In light of the available evidence, advice to patients must be based on their specific risk factors. Supplementation with vitamin A or retinol and/or niacinamide (also known as nicotinamide) could be a reasonable option for interested patients.

Certainly all patients may be advised to pursue a balanced, nutritious diet high in antioxidant-rich foods. Dietary intake of antioxidants may confer a range of benefits, including potential protective effects against skin cancers. Coupled with UV avoidance and appropriate use of sunscreens, antioxidant consumption may help reduce an individual’s risk for developing skin cancer, especially SCC or BCC.

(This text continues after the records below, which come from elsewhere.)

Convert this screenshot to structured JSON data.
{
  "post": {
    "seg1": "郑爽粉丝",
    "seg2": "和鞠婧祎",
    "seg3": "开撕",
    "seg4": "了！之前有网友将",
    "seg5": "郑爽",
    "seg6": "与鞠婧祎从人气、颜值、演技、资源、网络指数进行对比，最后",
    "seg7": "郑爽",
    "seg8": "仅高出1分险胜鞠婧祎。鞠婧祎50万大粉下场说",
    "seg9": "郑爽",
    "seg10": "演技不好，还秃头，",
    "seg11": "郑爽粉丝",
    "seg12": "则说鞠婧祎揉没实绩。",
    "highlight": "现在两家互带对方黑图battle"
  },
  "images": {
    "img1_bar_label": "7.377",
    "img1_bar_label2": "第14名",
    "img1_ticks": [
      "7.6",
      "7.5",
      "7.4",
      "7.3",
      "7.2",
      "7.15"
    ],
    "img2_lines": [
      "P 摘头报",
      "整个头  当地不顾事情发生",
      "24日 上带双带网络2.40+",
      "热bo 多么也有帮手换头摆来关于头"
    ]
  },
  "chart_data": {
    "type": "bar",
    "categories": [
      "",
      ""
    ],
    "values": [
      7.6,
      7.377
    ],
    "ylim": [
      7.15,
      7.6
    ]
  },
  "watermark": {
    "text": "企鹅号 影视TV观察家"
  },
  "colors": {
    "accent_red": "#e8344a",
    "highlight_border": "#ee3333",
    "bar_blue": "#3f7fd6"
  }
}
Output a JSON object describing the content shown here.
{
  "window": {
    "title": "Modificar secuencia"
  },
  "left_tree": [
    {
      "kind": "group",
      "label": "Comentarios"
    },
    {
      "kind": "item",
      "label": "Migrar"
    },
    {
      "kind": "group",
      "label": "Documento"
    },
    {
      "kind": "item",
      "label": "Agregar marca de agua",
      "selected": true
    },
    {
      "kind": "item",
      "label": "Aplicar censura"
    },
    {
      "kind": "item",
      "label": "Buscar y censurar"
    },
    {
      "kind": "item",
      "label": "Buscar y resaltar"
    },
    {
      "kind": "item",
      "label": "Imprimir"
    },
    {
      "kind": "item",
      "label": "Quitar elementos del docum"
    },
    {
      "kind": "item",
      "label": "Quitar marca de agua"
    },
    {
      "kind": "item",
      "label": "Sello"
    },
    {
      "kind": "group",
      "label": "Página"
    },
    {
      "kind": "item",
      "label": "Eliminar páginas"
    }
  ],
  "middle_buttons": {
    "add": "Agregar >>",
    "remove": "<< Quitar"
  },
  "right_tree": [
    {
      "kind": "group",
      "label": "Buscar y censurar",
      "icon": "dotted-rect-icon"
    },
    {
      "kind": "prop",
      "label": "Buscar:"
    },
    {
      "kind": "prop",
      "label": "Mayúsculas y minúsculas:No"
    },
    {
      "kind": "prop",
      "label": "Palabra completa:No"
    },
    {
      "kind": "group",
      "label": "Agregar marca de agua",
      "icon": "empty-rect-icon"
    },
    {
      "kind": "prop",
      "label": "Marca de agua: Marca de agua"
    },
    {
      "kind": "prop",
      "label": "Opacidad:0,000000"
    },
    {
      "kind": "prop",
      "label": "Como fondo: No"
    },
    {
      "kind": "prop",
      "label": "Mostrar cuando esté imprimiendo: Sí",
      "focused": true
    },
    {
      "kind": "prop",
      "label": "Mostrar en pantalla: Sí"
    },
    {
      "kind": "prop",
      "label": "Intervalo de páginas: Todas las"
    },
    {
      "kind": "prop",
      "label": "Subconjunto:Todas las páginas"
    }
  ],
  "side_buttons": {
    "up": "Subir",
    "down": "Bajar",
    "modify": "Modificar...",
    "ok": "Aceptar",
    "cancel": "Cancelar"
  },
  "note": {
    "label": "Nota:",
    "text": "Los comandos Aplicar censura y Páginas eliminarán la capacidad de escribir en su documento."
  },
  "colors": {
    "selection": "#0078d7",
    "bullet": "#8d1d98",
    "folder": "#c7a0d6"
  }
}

1. Kim J, Park MK, Li WQ, Qureshi AA, Cho E. Association of Vitamin A Intake With Cutaneous Squamous Cell Carcinoma Risk in the United States. JAMA Dermatol. 2019 Jul 31.

2. Zhang YP, Chu RX, Liu H. Vitamin A intake and risk of melanoma: a meta-analysis. PLoS One. 2014 Jul 21;9(7):e102527.

3. Park SM, Li T, Wu S, Li WQ, Weinstock M, Qureshi AA, Cho E. Niacin intake and risk of skin cancer in US women and men. Int J Cancer. 2017 May 1;140(9):2023-2031.

4. Chen AC, Martin AJ, Choy B, Fernández-Peñas P, Dalziell RA, McKenzie CA, Scolyer RA, Dhillon HM, Vardy JL, Kricker A, St George G, Chinniah N, Halliday GM, Damian DL. A Phase 3 Randomized Trial of Nicotinamide for Skin-Cancer Chemoprevention. N Engl J Med. 2015 Oct 22;373(17):1618-26.

5. Ezzedine K, Latreille J, Kesse-Guyot E, Galan P, Hercberg S, Guinot C, Malvy D. Incidence of skin cancers during 5-year follow-up after stopping antioxidant vitamins and mineral supplementation. Eur J Cancer. 2010 Dec;46(18):3316-22.